In realtà per rendere Mancosu l’attaccante più decisivo della B basterebbe un solo gol nella partita più importante dell’anno, successe a Dino Fava e può accadere anche a Matteo, il problema è che l’ex Trapani nell’economia di gioco di una squadra diventa importante se gonfia rete, decisamente meno se non lo fa. Non è una sua dote naturale aiutare la manovra giocando anche spalle alla porta, giocare di sponda e far salire la squadra in modo tale da fornire sempre un punto di riferimento offensivo; un aspetto utilissimo se non si vuole rischiare di buttare via il pallone con una sequela di lanci lunghi in verticale se questi diventano facile preda dei difensori. Un attaccante in grado egregiamente di fare questo è Robert Acquafresca. Criticato, criticatissimo, in Serie A, Robert quest’anno ha dimostrato di poter incidere in una categoria inferiore proprio per quella sua propensione ad arretrare e giocare il pallone permettendo ai suoi compagni di alzare la linea difensiva e rifiatare se sotto assedio. Utile anche il suo gioco di sponda in fase di possesso palla, fondamentale quando si tratta di sincronizzare i movimenti con  il compagno di reparto in campo: uno arretra, l’altro attacca la profondità. In fase di possesso palla Acquafresca ha dimostrato di accoppiarsi bene sia con una prima punta a cui girare attorno, oppure facendo lui il perno offensivo. Il problema è il suo cinismo sotto porta, da sempre deficitario nelle sue apparizioni a Bologna e di cui abbiamo avuto prova anche in questa stagione. Il dilemma ora è questo: continuare con Mancosu, che se non segna non fornisce un contributo percettibile alla squadra, sperando che si sblocchi, oppure cercare di aiutare ulteriormente il possesso palla con una punta più duttile ma che è afflitta dallo stesso problema realizzativo? A Delio Rossi il compito di risolvere l’enigma. 
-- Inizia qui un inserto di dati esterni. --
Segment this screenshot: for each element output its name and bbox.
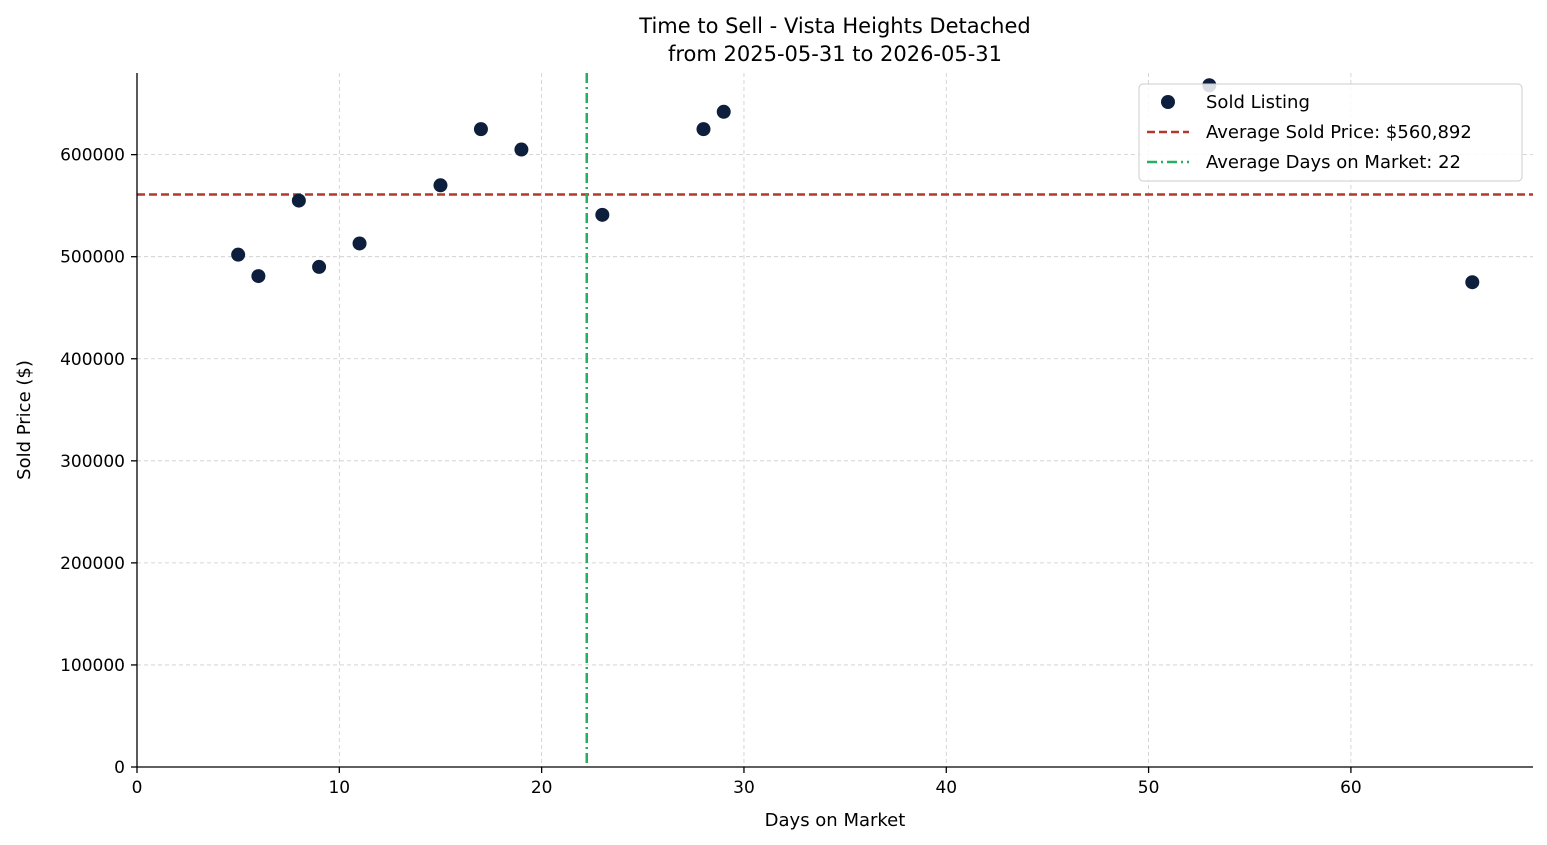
y-tick-label: 0 xyxy=(114,758,125,778)
legend-label-sold-listing: Sold Listing xyxy=(1206,92,1310,113)
x-tick-label: 60 xyxy=(1340,778,1362,798)
x-tick-label: 40 xyxy=(935,778,957,798)
x-tick-label: 0 xyxy=(132,778,143,798)
legend-label-average-price: Average Sold Price: $560,892 xyxy=(1206,122,1472,143)
chart-title: Time to Sell - Vista Heights Detached xyxy=(638,14,1030,38)
chart-subtitle: from 2025-05-31 to 2026-05-31 xyxy=(668,42,1002,66)
sold-listing-point xyxy=(231,247,246,262)
x-tick-label: 30 xyxy=(733,778,755,798)
sold-listing-point xyxy=(696,122,711,137)
axes xyxy=(136,73,1533,768)
sold-listing-point xyxy=(595,207,610,222)
x-tick-label: 20 xyxy=(531,778,553,798)
legend-label-average-days: Average Days on Market: 22 xyxy=(1206,152,1461,173)
y-axis-label: Sold Price ($) xyxy=(14,360,35,480)
y-tick-label: 400000 xyxy=(60,350,125,370)
legend-marker-sold-listing xyxy=(1161,95,1175,109)
sold-listing-point xyxy=(716,104,731,119)
legend-box xyxy=(1138,83,1523,182)
sold-listing-point xyxy=(312,259,327,274)
ticks: 0 10 20 30 40 50 60 0 100000 200000 300000 400000 50… xyxy=(60,146,1362,798)
sold-listing-point xyxy=(473,122,488,137)
sold-listing-point xyxy=(251,269,266,284)
reference-lines xyxy=(137,73,1533,767)
grid xyxy=(137,73,1533,767)
x-tick-label: 50 xyxy=(1138,778,1160,798)
sold-listing-point xyxy=(1465,275,1480,290)
sold-listing-point xyxy=(514,142,529,157)
y-tick-label: 100000 xyxy=(60,656,125,676)
y-tick-label: 600000 xyxy=(60,146,125,166)
x-axis-label: Days on Market xyxy=(765,810,906,831)
y-tick-label: 300000 xyxy=(60,452,125,472)
sold-listing-point xyxy=(433,178,448,193)
sold-listing-point xyxy=(291,193,306,208)
sold-listing-point xyxy=(352,236,367,251)
legend: Sold Listing Average Sold Price: $560,89… xyxy=(1138,83,1523,182)
x-tick-label: 10 xyxy=(328,778,350,798)
y-tick-label: 200000 xyxy=(60,554,125,574)
y-tick-label: 500000 xyxy=(60,248,125,268)
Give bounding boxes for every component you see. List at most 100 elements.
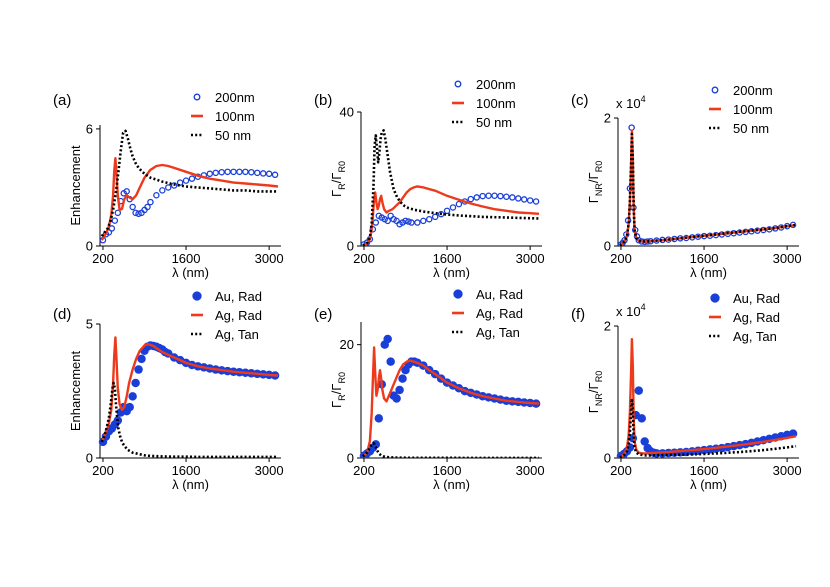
x-axis-label: λ (nm) xyxy=(690,477,727,492)
legend-label: 200nm xyxy=(733,83,773,98)
data-point xyxy=(425,215,433,223)
x-axis-label: λ (nm) xyxy=(172,477,209,492)
y-label-sub: R xyxy=(337,183,347,190)
x-tick-label: 1600 xyxy=(690,463,719,478)
series-line xyxy=(619,132,797,246)
y-label-main: Γ xyxy=(586,196,601,203)
panel-label: (f) xyxy=(571,306,585,323)
data-point xyxy=(254,169,261,177)
legend: 200nm 100nm 50 nm xyxy=(191,90,255,143)
data-point xyxy=(443,207,451,215)
series-line xyxy=(100,129,278,237)
y-label-main: Γ xyxy=(586,406,601,413)
legend-label: Ag, Rad xyxy=(476,306,523,321)
y-label-sub: NR xyxy=(594,183,604,196)
axis-multiplier: x 104 xyxy=(616,302,646,319)
data-point xyxy=(503,193,510,201)
data-point xyxy=(420,217,427,225)
y-tick-label: 20 xyxy=(340,337,354,352)
data-point xyxy=(125,402,134,412)
panel-label: (e) xyxy=(314,306,332,323)
plot-area xyxy=(359,334,541,458)
series-line xyxy=(362,442,539,458)
x-tick-label: 3000 xyxy=(516,463,545,478)
data-point xyxy=(414,219,421,226)
data-point xyxy=(170,182,178,189)
legend-label: 50 nm xyxy=(476,115,512,130)
series-50-nm xyxy=(362,129,540,246)
data-point xyxy=(147,198,154,206)
legend-swatch-marker xyxy=(454,80,462,88)
x-tick-label: 1600 xyxy=(690,251,719,266)
y-label-main: Γ xyxy=(329,190,344,197)
data-point xyxy=(224,168,231,176)
series-ag-tan xyxy=(619,397,797,458)
legend: Au, Rad Ag, Rad Ag, Tan xyxy=(452,287,523,340)
legend-label: Ag, Tan xyxy=(476,325,520,340)
data-point xyxy=(520,196,528,203)
series-50-nm xyxy=(100,129,278,237)
data-point xyxy=(206,170,214,178)
y-tick-label: 0 xyxy=(86,451,93,466)
y-tick-label: 0 xyxy=(604,239,611,254)
y-tick-label: 0 xyxy=(347,451,354,466)
data-point xyxy=(123,188,130,195)
axis-multiplier: x 104 xyxy=(616,94,646,111)
data-point xyxy=(248,168,255,176)
data-point xyxy=(384,217,391,225)
y-tick-label: 0 xyxy=(604,451,611,466)
y-label-main: Γ xyxy=(329,401,344,408)
legend-swatch-marker xyxy=(710,293,720,303)
data-point xyxy=(111,217,119,224)
data-point xyxy=(383,334,392,344)
y-tick-label: 6 xyxy=(86,121,93,136)
x-axis-label: λ (nm) xyxy=(433,265,470,280)
data-point xyxy=(164,184,172,191)
legend-swatch-marker xyxy=(711,86,719,94)
data-point xyxy=(395,385,404,395)
data-point xyxy=(497,192,504,200)
data-point xyxy=(628,124,635,131)
data-point xyxy=(386,357,395,366)
legend-label: 100nm xyxy=(476,96,516,111)
legend: 200nm 100nm 50 nm xyxy=(709,83,773,136)
data-point xyxy=(473,194,480,201)
data-point xyxy=(402,217,409,225)
data-point xyxy=(634,386,644,395)
legend-label: 100nm xyxy=(733,102,773,117)
data-point xyxy=(218,168,225,176)
data-point xyxy=(374,414,384,423)
series-line xyxy=(362,346,540,458)
y-tick-label: 0 xyxy=(86,239,93,254)
x-tick-label: 1600 xyxy=(172,251,201,266)
panel-label: (b) xyxy=(314,92,332,109)
x-tick-label: 1600 xyxy=(433,251,462,266)
x-tick-label: 200 xyxy=(353,251,375,266)
data-point xyxy=(131,378,140,388)
panel-f: 200 1600 3000 0 2 x 104 λ (nm) ΓNR/ΓR0 (f) Au, Ra… xyxy=(571,291,802,492)
y-axis-label: ΓR/ΓR0 xyxy=(329,372,347,408)
y-label-sub2: R0 xyxy=(594,161,604,173)
y-label-sub2: R0 xyxy=(337,161,347,173)
data-point xyxy=(176,179,184,186)
y-axis-label: ΓNR/ΓR0 xyxy=(586,161,604,203)
data-point xyxy=(271,171,279,179)
legend-label: 50 nm xyxy=(733,121,769,136)
y-tick-label: 40 xyxy=(340,105,354,120)
series-50-nm xyxy=(619,132,797,246)
legend-label: Ag, Rad xyxy=(733,310,780,325)
x-tick-label: 1600 xyxy=(433,463,462,478)
data-point xyxy=(405,218,412,225)
data-point xyxy=(182,177,190,184)
legend-label: 200nm xyxy=(215,90,255,105)
panel-label: (c) xyxy=(571,92,589,109)
panel-a: 200 1600 3000 0 6 λ (nm) Enhancement (a) 200nm 10… xyxy=(53,90,284,280)
data-point xyxy=(509,194,516,201)
y-tick-label: 5 xyxy=(86,317,93,332)
data-point xyxy=(134,365,143,374)
data-point xyxy=(449,204,457,211)
series-line xyxy=(100,336,279,443)
data-point xyxy=(259,170,267,177)
legend-label: 50 nm xyxy=(215,128,251,143)
data-point xyxy=(526,197,534,204)
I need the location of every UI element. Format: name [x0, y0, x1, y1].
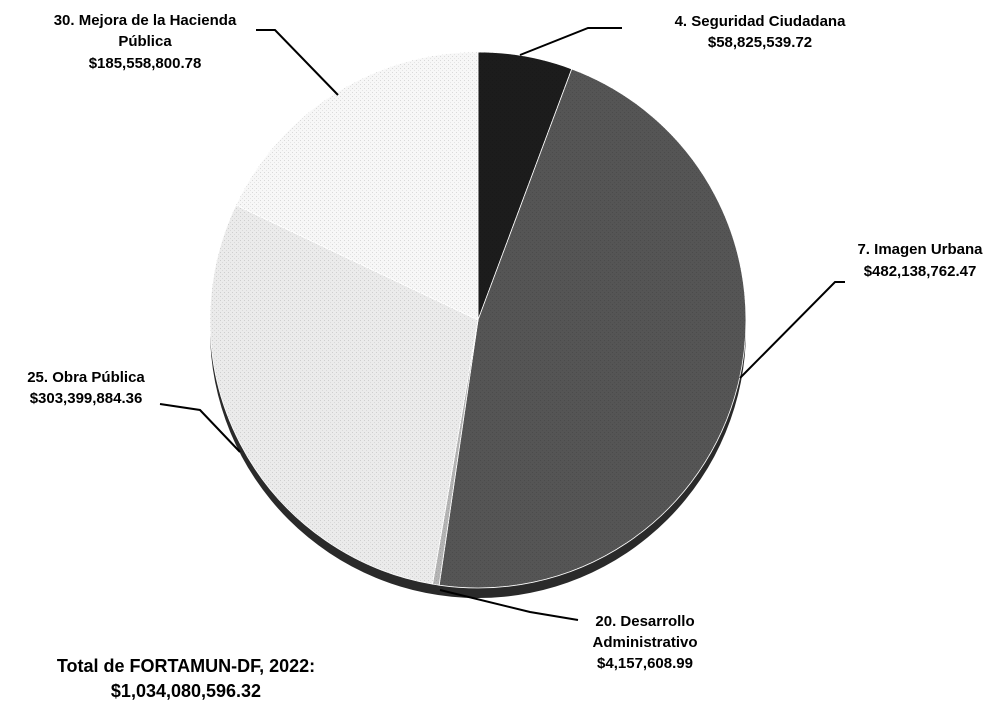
label-desarrollo-value: $4,157,608.99 [597, 655, 693, 672]
total-label: Total de FORTAMUN-DF, 2022: [57, 656, 315, 676]
label-obra: 25. Obra Pública $303,399,884.36 [27, 369, 145, 407]
leader-desarrollo [439, 589, 579, 621]
label-seguridad: 4. Seguridad Ciudadana $58,825,539.72 [675, 13, 847, 51]
label-imagen-name: 7. Imagen Urbana [857, 241, 983, 258]
label-seguridad-name: 4. Seguridad Ciudadana [675, 13, 847, 30]
label-desarrollo-line1: 20. Desarrollo [595, 613, 694, 630]
label-desarrollo: 20. Desarrollo Administrativo $4,157,608… [592, 613, 697, 672]
total-block: Total de FORTAMUN-DF, 2022: $1,034,080,5… [57, 656, 315, 701]
label-obra-name: 25. Obra Pública [27, 369, 145, 386]
leader-obra [159, 403, 241, 453]
leader-imagen [739, 281, 845, 379]
label-imagen: 7. Imagen Urbana $482,138,762.47 [857, 241, 983, 280]
label-mejora-value: $185,558,800.78 [89, 55, 202, 72]
label-seguridad-value: $58,825,539.72 [708, 34, 812, 51]
label-mejora-line1: 30. Mejora de la Hacienda [54, 12, 237, 29]
pie-texture [210, 52, 746, 588]
label-mejora: 30. Mejora de la Hacienda Pública $185,5… [54, 12, 237, 72]
label-desarrollo-line2: Administrativo [592, 634, 697, 651]
label-obra-value: $303,399,884.36 [30, 390, 143, 407]
leader-seguridad [519, 27, 622, 56]
total-value: $1,034,080,596.32 [111, 681, 261, 701]
leader-mejora [256, 29, 339, 96]
label-imagen-value: $482,138,762.47 [864, 263, 977, 280]
label-mejora-line2: Pública [118, 33, 172, 50]
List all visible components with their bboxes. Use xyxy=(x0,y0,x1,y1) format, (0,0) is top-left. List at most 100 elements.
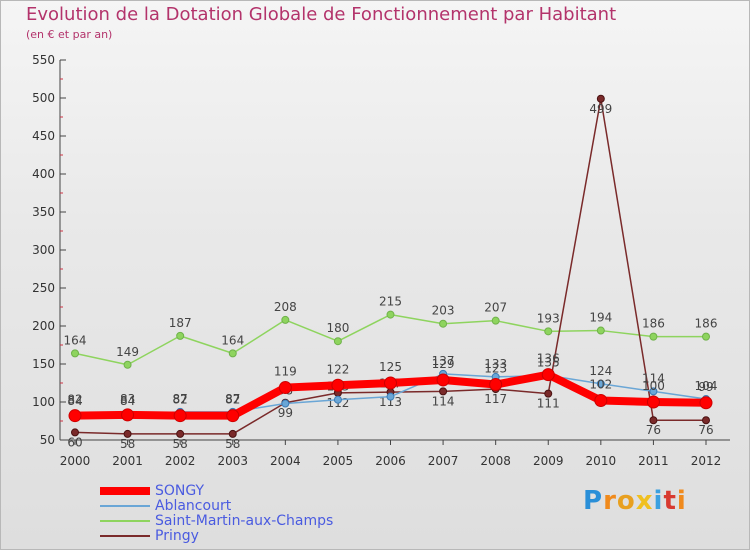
x-tick-label: 2002 xyxy=(165,454,196,468)
data-point-songy xyxy=(594,393,608,407)
chart-title: Evolution de la Dotation Globale de Fonc… xyxy=(26,4,617,25)
data-point-ablancourt xyxy=(281,399,290,408)
y-tick-label: 300 xyxy=(32,243,55,257)
logo-letter: t xyxy=(663,486,677,516)
data-point-saint-martin-aux-champs xyxy=(228,349,237,358)
data-label-saint-martin-aux-champs: 193 xyxy=(537,311,560,325)
data-label-pringy: 76 xyxy=(646,423,661,437)
data-point-saint-martin-aux-champs xyxy=(71,349,79,358)
data-point-songy xyxy=(489,378,503,392)
data-point-songy xyxy=(384,376,397,390)
data-label-saint-martin-aux-champs: 164 xyxy=(64,333,87,347)
data-label-songy: 119 xyxy=(274,365,297,379)
data-point-ablancourt xyxy=(649,387,658,396)
data-label-pringy: 113 xyxy=(379,395,402,409)
data-point-ablancourt xyxy=(333,395,342,404)
data-label-saint-martin-aux-champs: 187 xyxy=(169,316,192,330)
y-tick-label: 250 xyxy=(32,281,55,295)
data-label-songy: 125 xyxy=(379,360,402,374)
data-label-pringy: 117 xyxy=(484,392,507,406)
data-label-pringy: 76 xyxy=(698,423,713,437)
data-label-saint-martin-aux-champs: 149 xyxy=(116,345,139,359)
data-label-songy: 102 xyxy=(589,377,612,391)
data-point-pringy xyxy=(228,429,237,438)
data-point-pringy xyxy=(176,429,185,438)
data-label-saint-martin-aux-champs: 186 xyxy=(642,317,665,331)
y-tick-label: 550 xyxy=(32,53,55,67)
x-tick-label: 2006 xyxy=(375,454,406,468)
data-label-songy: 83 xyxy=(120,392,135,406)
data-point-pringy xyxy=(544,389,553,398)
data-label-ablancourt: 84 xyxy=(120,394,135,408)
y-tick-label: 450 xyxy=(32,129,55,143)
data-point-songy xyxy=(646,395,660,409)
data-label-saint-martin-aux-champs: 180 xyxy=(326,321,349,335)
data-label-saint-martin-aux-champs: 203 xyxy=(432,304,455,318)
data-label-ablancourt: 137 xyxy=(432,354,455,368)
data-point-pringy xyxy=(702,416,710,425)
data-point-songy xyxy=(541,368,555,382)
legend-swatch xyxy=(100,505,150,507)
data-label-saint-martin-aux-champs: 208 xyxy=(274,300,297,314)
data-label-pringy: 114 xyxy=(432,394,455,408)
x-tick-label: 2007 xyxy=(428,454,459,468)
data-label-pringy: 99 xyxy=(278,406,293,420)
logo-letter: P xyxy=(583,486,604,516)
data-point-songy xyxy=(226,409,240,423)
x-tick-label: 2012 xyxy=(691,454,722,468)
data-point-saint-martin-aux-champs xyxy=(491,316,500,325)
logo-letter: i xyxy=(653,486,664,516)
data-label-songy: 136 xyxy=(537,352,560,366)
data-point-songy xyxy=(278,381,292,395)
data-label-pringy: 60 xyxy=(67,435,82,449)
data-label-saint-martin-aux-champs: 207 xyxy=(484,301,507,315)
data-label-ablancourt: 104 xyxy=(695,379,718,393)
data-label-songy: 123 xyxy=(484,362,507,376)
x-tick-label: 2001 xyxy=(112,454,143,468)
data-label-ablancourt: 114 xyxy=(642,371,665,385)
data-label-songy: 82 xyxy=(173,393,188,407)
data-label-pringy: 58 xyxy=(173,437,188,451)
y-tick-label: 50 xyxy=(40,433,55,447)
x-tick-label: 2003 xyxy=(217,454,248,468)
logo-letter: i xyxy=(676,486,687,516)
proxiti-logo: Proxiti xyxy=(583,486,687,516)
data-point-songy xyxy=(699,396,713,410)
legend-item-saint-martin-aux-champs: Saint-Martin-aux-Champs xyxy=(100,513,400,529)
data-point-saint-martin-aux-champs xyxy=(176,331,185,340)
data-point-saint-martin-aux-champs xyxy=(544,327,553,336)
x-tick-label: 2000 xyxy=(60,454,91,468)
legend-swatch xyxy=(100,487,150,495)
legend-item-songy: SONGY xyxy=(100,483,400,499)
data-label-ablancourt: 124 xyxy=(589,364,612,378)
chart-legend: SONGY Ablancourt Saint-Martin-aux-Champs Pr… xyxy=(100,483,400,544)
data-point-songy xyxy=(331,378,345,392)
x-tick-label: 2011 xyxy=(638,454,669,468)
legend-swatch xyxy=(100,520,150,522)
x-tick-label: 2009 xyxy=(533,454,564,468)
data-label-saint-martin-aux-champs: 186 xyxy=(695,317,718,331)
data-point-songy xyxy=(436,373,450,387)
data-point-saint-martin-aux-champs xyxy=(439,319,448,328)
data-point-saint-martin-aux-champs xyxy=(281,315,290,324)
data-point-saint-martin-aux-champs xyxy=(386,310,395,319)
series-saint-martin-aux-champs: 164 149 187 164 208 180 215 203 207 193 194 186 186 xyxy=(64,295,718,369)
x-tick-label: 2008 xyxy=(480,454,511,468)
data-label-songy: 82 xyxy=(67,393,82,407)
legend-label: Saint-Martin-aux-Champs xyxy=(155,513,334,529)
data-label-songy: 122 xyxy=(326,362,349,376)
data-point-songy xyxy=(121,408,135,422)
data-point-pringy xyxy=(439,387,448,396)
data-label-songy: 100 xyxy=(642,379,665,393)
y-tick-label: 400 xyxy=(32,167,55,181)
data-label-ablancourt: 133 xyxy=(484,357,507,371)
data-point-pringy xyxy=(596,94,605,103)
data-label-songy: 129 xyxy=(432,357,455,371)
legend-label: Ablancourt xyxy=(155,498,232,514)
logo-letter: x xyxy=(635,486,654,516)
data-point-pringy xyxy=(71,428,79,437)
y-tick-label: 200 xyxy=(32,319,55,333)
data-label-pringy: 58 xyxy=(225,437,240,451)
data-label-ablancourt: 87 xyxy=(173,392,188,406)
In tutta questa disquisizione tecnico-tattica, non mi sono certo dimenticato di Daniele Cacia. A inizio stagione se mi avessero chiesti chi avrei preferito tra lui, Mancosu e Acquafresca come punta titolare la risposta sarebbe arrivata in automatico: Cacia tutta la vita. Lo ripeto tuttora nonostante un campionato balbettante, da doppia cifra ma troppo ad intermittenza per una punta decisiva come lui. L’incidenza dell’ex Verona nell’economia della stagione rossoblù non è stata così elevata come invece ci aspettavamo a luglio, quando cioè tutti (più o meno) eravamo convinti che Fusco avesse risolto il nostro cronico problema del bomber. Cacia può fare la differenza ma è necessario capire se mentalmente è rimasto sul pezzo. Reinserirlo, quindi, in una semifinale playoff penso possa essere un rischio. La mia convinzione è che a questo punto della stagione il mister debba proseguire sulle scelte fatte fino ad ora, non dando l’impressione di avere ancora le idee confuse su chi schierare in attacco. Il momento delle decisioni è già passato e una volta fatte è giusto continuare a proporle quantomeno per far capire a tutti che si sta credendo nella strada intrapresa. Se il sentiero sarà stato corretto lo scopriremo, ma di certo si è reso necessario scremare un po’ la lunga rosa a disposizione del Bologna. Inoltre, cambiare le carte in tavola nel momento decisivo potrebbe togliere ulteriori punti di riferimento ad una squadra propensa a perdere ogni tanto la bussola. Se Rossi ha scelto Mancosu non può ora rispolverare Cacia, soprattutto dopo essere finito in fondo alle rotazioni. Non avrebbe lo spirito per tornare quello di un tempo e, soprattutto, il Cacia visto a Frosinone e Vercelli non ha la verve utile per partite da dentro o fuori. Probabilmente Daniele “vede” la porta più di Mancosu e Acquafresca, ma penso manchino gli stimoli per inquadrare con decisione il bersaglio. In sintesi, l’attacco del Bologna campa sul piede sinistro di Gianluca Sansone (riponetelo in una teca di vetro e riparatelo dalle correnti d’aria), sulla predisposizione al sacrificio di Robert Acquafresca e sulla speranza che Matteo Mancosu si sblocchi. Il primo può portare lontano, ma i campionati non si vincono mai da soli e – banalmente – serve l’aiuto delle altre due componenti del treppiede. Negli altri reparti il Bologna se la gioca con tutte, se l’attacco da settanta reti riuscisse in quello in cui noi tutti speriamo…beh, la frase concludetela voi.